CHALLENGES TO AUDIT QUALITY: HOW AUDIT FIRM TENURE MODERATES AUDIT MARKET CONCENTRATION, BRANCH OFFICES, PARTNER ROTATION, AND ASSIGNMENT LOADS
Keywords:
Audit quality, audit firm tenure, audit market dominance, audit branch offices, audit partner rotation, and workloads.Abstract
Ensuring the reliability of financial reporting through high-quality audits is essential for attracting and retaining investor confidence. Therefore, our empirical analysis elaborates on how the interaction involving audit firm tenure and audit market concentration, branch offices, partner rotation, and assignment loads affects audit quality. The analysis addresses the gap between investor expectations and auditor responsibilities, highlighting the severe consequences of prolonged relationships on audit quality deficiencies. The empirical analysis incorporated data from publicly traded entities in Indonesia from 2018 to 2022, covering 2,685 firm-year observations. We utilized panel data regression techniques using STATA software. The outcomes demonstrate that audit market concentration and partner rotation have a favorable connection with audit quality, while the assignment loads have a detrimental effect.
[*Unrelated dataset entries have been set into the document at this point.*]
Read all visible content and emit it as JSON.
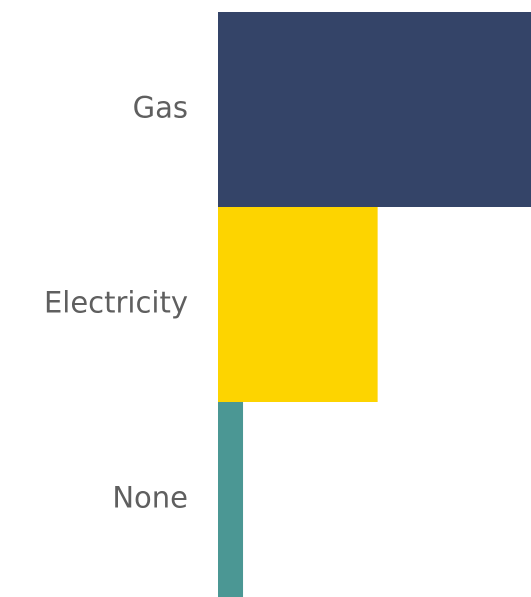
{
  "chart_data": {
    "type": "bar",
    "orientation": "horizontal",
    "categories": [
      "Gas",
      "Electricity",
      "None"
    ],
    "values": [
      100,
      51,
      8
    ],
    "colors": [
      "#344468",
      "#fdd400",
      "#4b9794"
    ],
    "title": "",
    "xlabel": "",
    "ylabel": "",
    "xlim": [
      0,
      100
    ],
    "grid": false,
    "legend": "none"
  }
}
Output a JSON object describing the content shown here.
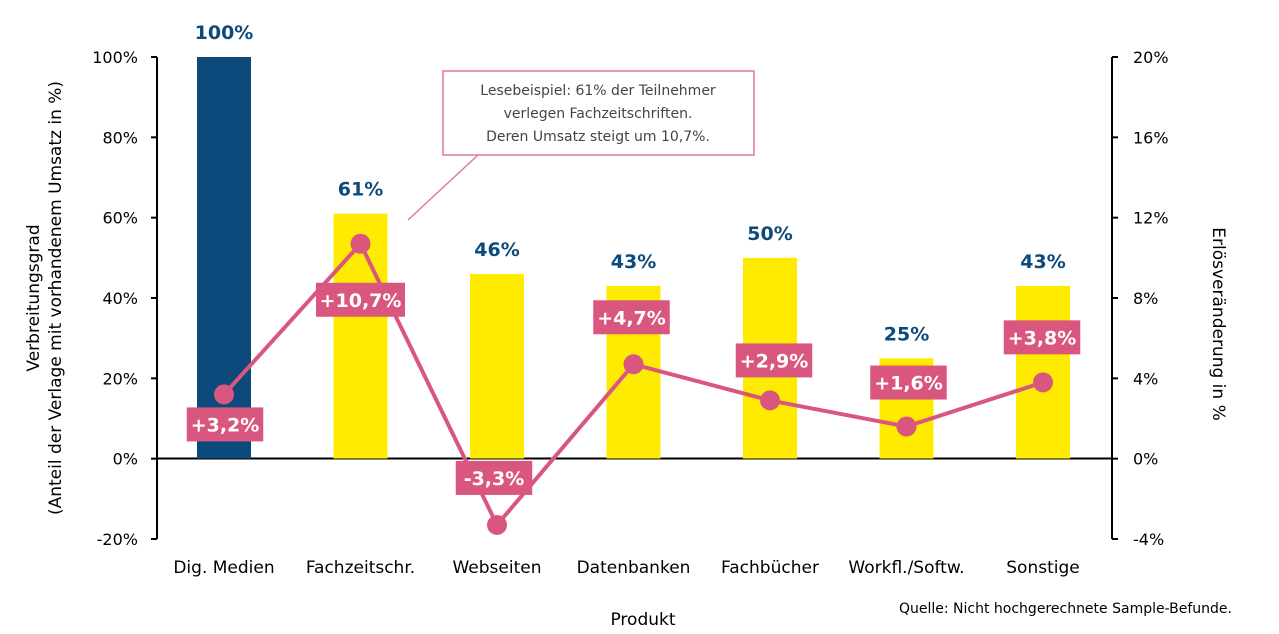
{
  "chart_data": {
    "type": "bar",
    "title": "",
    "xlabel": "Produkt",
    "ylabel_left_line1": "Verbreitungsgrad",
    "ylabel_left_line2": "(Anteil der Verlage mit vorhandenem Umsatz in %)",
    "ylabel_right": "Erlösveränderung in %",
    "categories": [
      "Dig. Medien",
      "Fachzeitschr.",
      "Webseiten",
      "Datenbanken",
      "Fachbücher",
      "Workfl./Softw.",
      "Sonstige"
    ],
    "series": [
      {
        "name": "",
        "kind": "bar",
        "axis": "left",
        "values": [
          100,
          61,
          46,
          43,
          50,
          25,
          43
        ],
        "labels": [
          "100%",
          "61%",
          "46%",
          "43%",
          "50%",
          "25%",
          "43%"
        ],
        "colors": [
          "#0d4a7c",
          "#ffeb00",
          "#ffeb00",
          "#ffeb00",
          "#ffeb00",
          "#ffeb00",
          "#ffeb00"
        ]
      },
      {
        "name": "",
        "kind": "line",
        "axis": "right",
        "values": [
          3.2,
          10.7,
          -3.3,
          4.7,
          2.9,
          1.6,
          3.8
        ],
        "labels": [
          "+3,2%",
          "+10,7%",
          "-3,3%",
          "+4,7%",
          "+2,9%",
          "+1,6%",
          "+3,8%"
        ],
        "color": "#d9577e"
      }
    ],
    "ylim_left": [
      -20,
      100
    ],
    "yticks_left": [
      "100%",
      "80%",
      "60%",
      "40%",
      "20%",
      "0%",
      "-20%"
    ],
    "ylim_right": [
      -4,
      20
    ],
    "yticks_right": [
      "20%",
      "16%",
      "12%",
      "8%",
      "4%",
      "0%",
      "-4%"
    ],
    "grid": false,
    "annotation": {
      "lines": [
        "Lesebeispiel: 61% der Teilnehmer",
        "verlegen Fachzeitschriften.",
        "Deren Umsatz steigt um 10,7%."
      ],
      "border_color": "#e07a96"
    }
  },
  "source": "Quelle: Nicht hochgerechnete Sample-Befunde."
}
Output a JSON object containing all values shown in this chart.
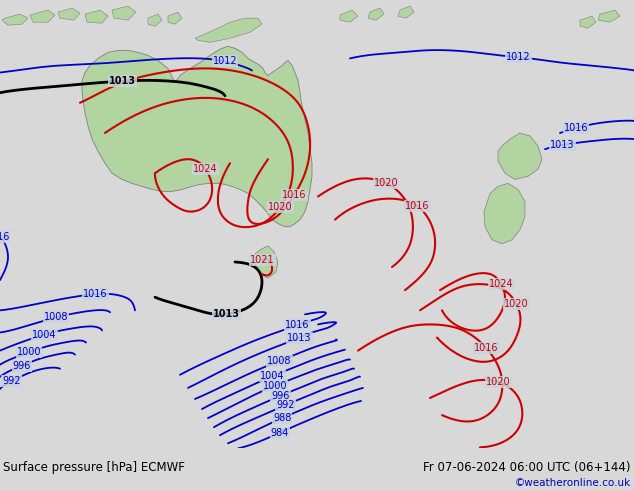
{
  "title_left": "Surface pressure [hPa] ECMWF",
  "title_right": "Fr 07-06-2024 06:00 UTC (06+144)",
  "copyright": "©weatheronline.co.uk",
  "bg_color": "#c8d4e0",
  "land_color": "#b2d4a0",
  "land_edge": "#808080",
  "font_color_black": "#000000",
  "copyright_color": "#0000bb",
  "footer_bg": "#d8d8d8",
  "blue": "#0000cc",
  "red": "#cc0000",
  "black": "#000000",
  "fig_w": 6.34,
  "fig_h": 4.9,
  "dpi": 100
}
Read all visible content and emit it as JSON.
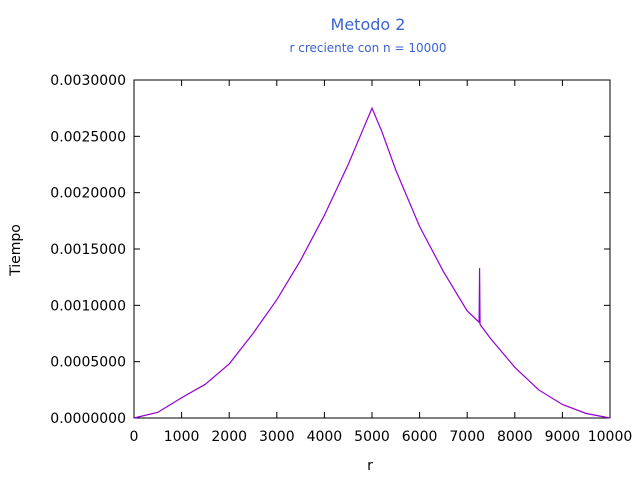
{
  "chart_data": {
    "type": "line",
    "title": "Metodo 2",
    "subtitle": "r creciente con n = 10000",
    "xlabel": "r",
    "ylabel": "Tiempo",
    "xlim": [
      0,
      10000
    ],
    "ylim": [
      0,
      0.003
    ],
    "x_ticks": [
      "0",
      "1000",
      "2000",
      "3000",
      "4000",
      "5000",
      "6000",
      "7000",
      "8000",
      "9000",
      "10000"
    ],
    "y_ticks": [
      "0.0000000",
      "0.0005000",
      "0.0010000",
      "0.0015000",
      "0.0020000",
      "0.0025000",
      "0.0030000"
    ],
    "grid": false,
    "title_color": "#3b63d3",
    "series": [
      {
        "color": "#9400d3",
        "x": [
          0,
          500,
          1000,
          1500,
          2000,
          2500,
          3000,
          3500,
          4000,
          4500,
          4800,
          5000,
          5200,
          5500,
          6000,
          6500,
          7000,
          7250,
          7260,
          7270,
          7500,
          8000,
          8500,
          9000,
          9500,
          10000
        ],
        "y": [
          0.0,
          5e-05,
          0.00018,
          0.0003,
          0.00048,
          0.00075,
          0.00105,
          0.0014,
          0.0018,
          0.00225,
          0.00255,
          0.00275,
          0.00255,
          0.0022,
          0.0017,
          0.0013,
          0.00095,
          0.00085,
          0.00133,
          0.00083,
          0.0007,
          0.00045,
          0.00025,
          0.00012,
          4e-05,
          0.0
        ]
      }
    ]
  }
}
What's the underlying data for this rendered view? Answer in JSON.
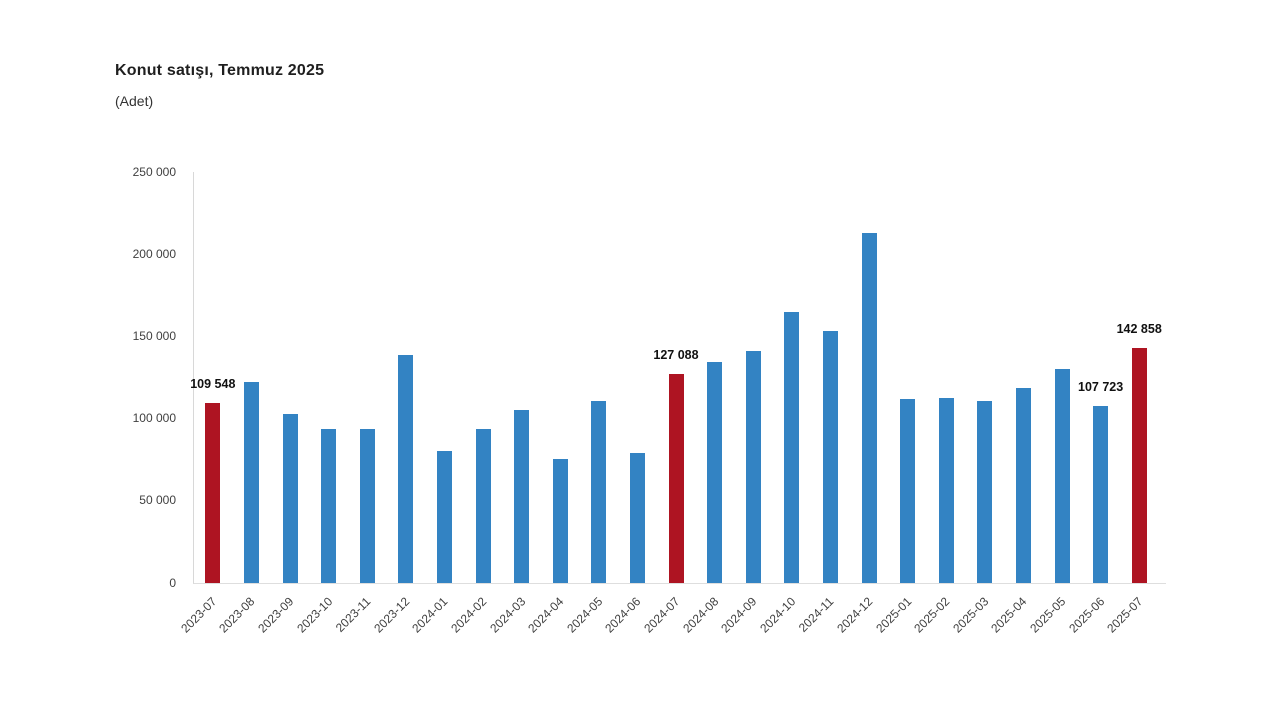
{
  "title": "Konut satışı, Temmuz 2025",
  "subtitle": "(Adet)",
  "colors": {
    "bar_default": "#3383c3",
    "bar_highlight": "#ae1422",
    "axis_line": "#d8d8d8",
    "tick_text": "#404040",
    "title_text": "#1f1f1f",
    "value_label_text": "#111111",
    "background": "#ffffff"
  },
  "chart_data": {
    "type": "bar",
    "title": "Konut satışı, Temmuz 2025",
    "subtitle": "(Adet)",
    "xlabel": "",
    "ylabel": "",
    "categories": [
      "2023-07",
      "2023-08",
      "2023-09",
      "2023-10",
      "2023-11",
      "2023-12",
      "2024-01",
      "2024-02",
      "2024-03",
      "2024-04",
      "2024-05",
      "2024-06",
      "2024-07",
      "2024-08",
      "2024-09",
      "2024-10",
      "2024-11",
      "2024-12",
      "2025-01",
      "2025-02",
      "2025-03",
      "2025-04",
      "2025-05",
      "2025-06",
      "2025-07"
    ],
    "values": [
      109548,
      122091,
      102656,
      93761,
      93514,
      138577,
      80308,
      93902,
      105476,
      75569,
      110588,
      79313,
      127088,
      134155,
      140919,
      165138,
      153014,
      212637,
      112173,
      112818,
      110795,
      118359,
      130025,
      107723,
      142858
    ],
    "highlighted_categories": [
      "2023-07",
      "2024-07",
      "2025-07"
    ],
    "value_labels": {
      "2023-07": "109 548",
      "2024-07": "127 088",
      "2025-06": "107 723",
      "2025-07": "142 858"
    },
    "ylim": [
      0,
      250000
    ],
    "ytick_step": 50000,
    "ytick_labels": [
      "0",
      "50 000",
      "100 000",
      "150 000",
      "200 000",
      "250 000"
    ],
    "grid": false,
    "legend": false
  }
}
However, audit firm tenure moderates these relationships, diminishing the positive impact of market concentration and partner rotation and exacerbating the adverse effects of branch offices and assignment loads. The findings emphasize the need for policymakers to formulate policies that prevent prolonged relationships between audit firms and their clients by enforcing dual mandatory rotation, evaluating branch office strategies, and managing assignment workloads to maintain high audit quality. Investors should be cautious about the impact of a prolonged auditor-client association on their investment decisions.